The film had its world premiere at the 2014 Sundance Film Festival in January 2014, 10 years after the premiere of Braff's directorial debut Garden State. Focus Features bought distribution rights to the film in North America, Poland, and South Africa for $2.75 million after a bidding war with the Weinstein Company, Fox Searchlight Pictures, Lionsgate, and CBS Films.

After its opening at Sundance, it was announced that the film would open on July 18, 2014, exclusively in New York and Los Angeles. The release ended up a bit wider, playing in 68 theaters during its opening weekend. The release then expanded on July 25. The special preview screening in London was attended by Kate Hudson and Zach Braff on September 18, 2014.

===Critical reception===
Wish I Was Here received mixed reviews from critics. On Rotten Tomatoes, the film has an approval of 45%, based on 132 reviews, with the site's consensus reading: "There's no denying Wish I Was Here is heartfelt, but it covers narrative ground that's already been well trod – particularly by director Zach Braff's previous features." On Metacritic the film has a score of 43 out of 100, based on 34 critics, indicating "mixed or average reviews".

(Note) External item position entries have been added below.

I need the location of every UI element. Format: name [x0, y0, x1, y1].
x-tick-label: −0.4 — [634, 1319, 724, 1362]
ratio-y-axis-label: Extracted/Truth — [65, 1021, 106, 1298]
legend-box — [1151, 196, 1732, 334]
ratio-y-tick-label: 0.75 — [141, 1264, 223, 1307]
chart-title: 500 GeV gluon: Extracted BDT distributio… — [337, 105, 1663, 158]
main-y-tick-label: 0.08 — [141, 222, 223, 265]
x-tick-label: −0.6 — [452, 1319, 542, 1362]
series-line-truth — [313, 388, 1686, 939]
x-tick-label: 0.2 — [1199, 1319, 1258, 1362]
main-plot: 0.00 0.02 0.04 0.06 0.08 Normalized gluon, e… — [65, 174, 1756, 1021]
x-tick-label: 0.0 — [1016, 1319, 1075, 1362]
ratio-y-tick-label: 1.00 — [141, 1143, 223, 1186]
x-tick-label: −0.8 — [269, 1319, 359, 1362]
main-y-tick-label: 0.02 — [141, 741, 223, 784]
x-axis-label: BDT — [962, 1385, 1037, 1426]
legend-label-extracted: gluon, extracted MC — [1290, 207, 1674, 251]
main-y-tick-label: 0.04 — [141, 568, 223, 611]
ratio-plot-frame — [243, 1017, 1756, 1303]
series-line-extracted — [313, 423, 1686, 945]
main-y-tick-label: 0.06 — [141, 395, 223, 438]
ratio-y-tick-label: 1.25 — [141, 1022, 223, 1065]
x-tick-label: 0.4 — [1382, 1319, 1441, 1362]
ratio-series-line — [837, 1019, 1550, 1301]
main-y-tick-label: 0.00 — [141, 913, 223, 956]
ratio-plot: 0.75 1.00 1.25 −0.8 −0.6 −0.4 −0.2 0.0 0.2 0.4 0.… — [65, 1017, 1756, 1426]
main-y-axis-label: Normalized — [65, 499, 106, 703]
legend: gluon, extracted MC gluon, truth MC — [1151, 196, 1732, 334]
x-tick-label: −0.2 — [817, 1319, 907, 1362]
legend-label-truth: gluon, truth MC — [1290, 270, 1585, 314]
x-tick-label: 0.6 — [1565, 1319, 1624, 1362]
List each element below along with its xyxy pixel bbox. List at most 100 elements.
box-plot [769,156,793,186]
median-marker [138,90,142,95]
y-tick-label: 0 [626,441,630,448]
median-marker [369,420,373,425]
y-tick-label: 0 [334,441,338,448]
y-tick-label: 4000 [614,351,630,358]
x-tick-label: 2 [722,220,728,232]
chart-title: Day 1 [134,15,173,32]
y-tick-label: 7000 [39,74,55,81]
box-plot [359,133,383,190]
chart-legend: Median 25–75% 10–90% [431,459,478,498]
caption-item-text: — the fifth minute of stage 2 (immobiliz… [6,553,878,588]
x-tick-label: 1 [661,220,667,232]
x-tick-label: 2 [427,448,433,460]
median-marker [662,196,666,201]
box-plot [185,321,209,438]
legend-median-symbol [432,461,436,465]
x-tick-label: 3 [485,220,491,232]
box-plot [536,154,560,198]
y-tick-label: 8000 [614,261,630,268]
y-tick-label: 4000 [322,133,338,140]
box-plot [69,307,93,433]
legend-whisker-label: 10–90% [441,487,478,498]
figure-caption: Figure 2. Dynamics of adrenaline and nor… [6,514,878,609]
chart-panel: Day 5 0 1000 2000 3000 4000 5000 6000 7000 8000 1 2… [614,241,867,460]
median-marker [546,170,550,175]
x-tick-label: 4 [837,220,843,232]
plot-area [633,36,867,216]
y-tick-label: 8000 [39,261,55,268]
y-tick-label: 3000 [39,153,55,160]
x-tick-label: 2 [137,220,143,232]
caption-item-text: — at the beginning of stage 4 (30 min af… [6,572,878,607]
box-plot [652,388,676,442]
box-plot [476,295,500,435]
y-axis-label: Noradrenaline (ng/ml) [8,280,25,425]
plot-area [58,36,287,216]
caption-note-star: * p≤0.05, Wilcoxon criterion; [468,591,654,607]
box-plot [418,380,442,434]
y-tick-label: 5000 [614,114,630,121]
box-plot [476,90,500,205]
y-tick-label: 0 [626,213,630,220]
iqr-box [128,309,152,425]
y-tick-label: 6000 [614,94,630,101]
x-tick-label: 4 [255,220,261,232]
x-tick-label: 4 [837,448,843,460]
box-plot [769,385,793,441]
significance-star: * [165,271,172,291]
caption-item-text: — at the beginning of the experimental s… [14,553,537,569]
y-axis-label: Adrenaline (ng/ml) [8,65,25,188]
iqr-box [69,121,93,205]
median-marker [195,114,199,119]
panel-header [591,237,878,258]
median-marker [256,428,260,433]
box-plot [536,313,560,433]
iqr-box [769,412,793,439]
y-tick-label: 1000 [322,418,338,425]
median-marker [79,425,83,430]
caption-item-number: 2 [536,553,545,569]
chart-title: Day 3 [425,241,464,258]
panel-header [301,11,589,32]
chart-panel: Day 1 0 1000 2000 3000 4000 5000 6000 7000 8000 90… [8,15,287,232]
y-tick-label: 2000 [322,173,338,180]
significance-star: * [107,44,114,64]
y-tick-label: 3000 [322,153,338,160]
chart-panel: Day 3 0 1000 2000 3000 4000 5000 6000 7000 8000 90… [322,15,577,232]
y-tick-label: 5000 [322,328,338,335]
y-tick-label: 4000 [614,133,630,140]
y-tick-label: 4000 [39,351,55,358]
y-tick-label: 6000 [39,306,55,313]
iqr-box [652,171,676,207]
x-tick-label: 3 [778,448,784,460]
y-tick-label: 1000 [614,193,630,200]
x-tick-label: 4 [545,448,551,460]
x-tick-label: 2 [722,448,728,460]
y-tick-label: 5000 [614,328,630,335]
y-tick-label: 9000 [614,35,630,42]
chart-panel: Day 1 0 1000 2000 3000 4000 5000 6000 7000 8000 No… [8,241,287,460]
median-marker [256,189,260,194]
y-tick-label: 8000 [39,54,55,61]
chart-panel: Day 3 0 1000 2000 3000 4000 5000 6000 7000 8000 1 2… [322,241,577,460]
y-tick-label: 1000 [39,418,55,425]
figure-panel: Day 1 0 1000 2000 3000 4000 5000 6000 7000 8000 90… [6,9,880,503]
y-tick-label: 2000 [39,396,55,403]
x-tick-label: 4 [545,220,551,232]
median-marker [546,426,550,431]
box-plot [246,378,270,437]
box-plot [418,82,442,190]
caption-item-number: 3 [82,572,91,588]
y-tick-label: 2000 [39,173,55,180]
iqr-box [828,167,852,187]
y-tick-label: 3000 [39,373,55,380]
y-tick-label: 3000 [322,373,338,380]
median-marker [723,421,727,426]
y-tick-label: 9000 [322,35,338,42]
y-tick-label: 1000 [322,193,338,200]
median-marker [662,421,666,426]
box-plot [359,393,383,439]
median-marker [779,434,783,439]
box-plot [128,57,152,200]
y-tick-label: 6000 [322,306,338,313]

The box office failure of the movie, attributed to negative publicity surrounding the movie's crowdfunding campaign, has meant that it is the only high-profile film, as of 2022, to have used the crowdfunding model.

===Home media===
Wish I Was Here was released on DVD and Blu-ray on October 28, 2014.

==Soundtrack==

The soundtrack for the film includes an original song by The Shins, an original song by Bon Iver, and an original title track by Coldplay, recorded with Cat Power.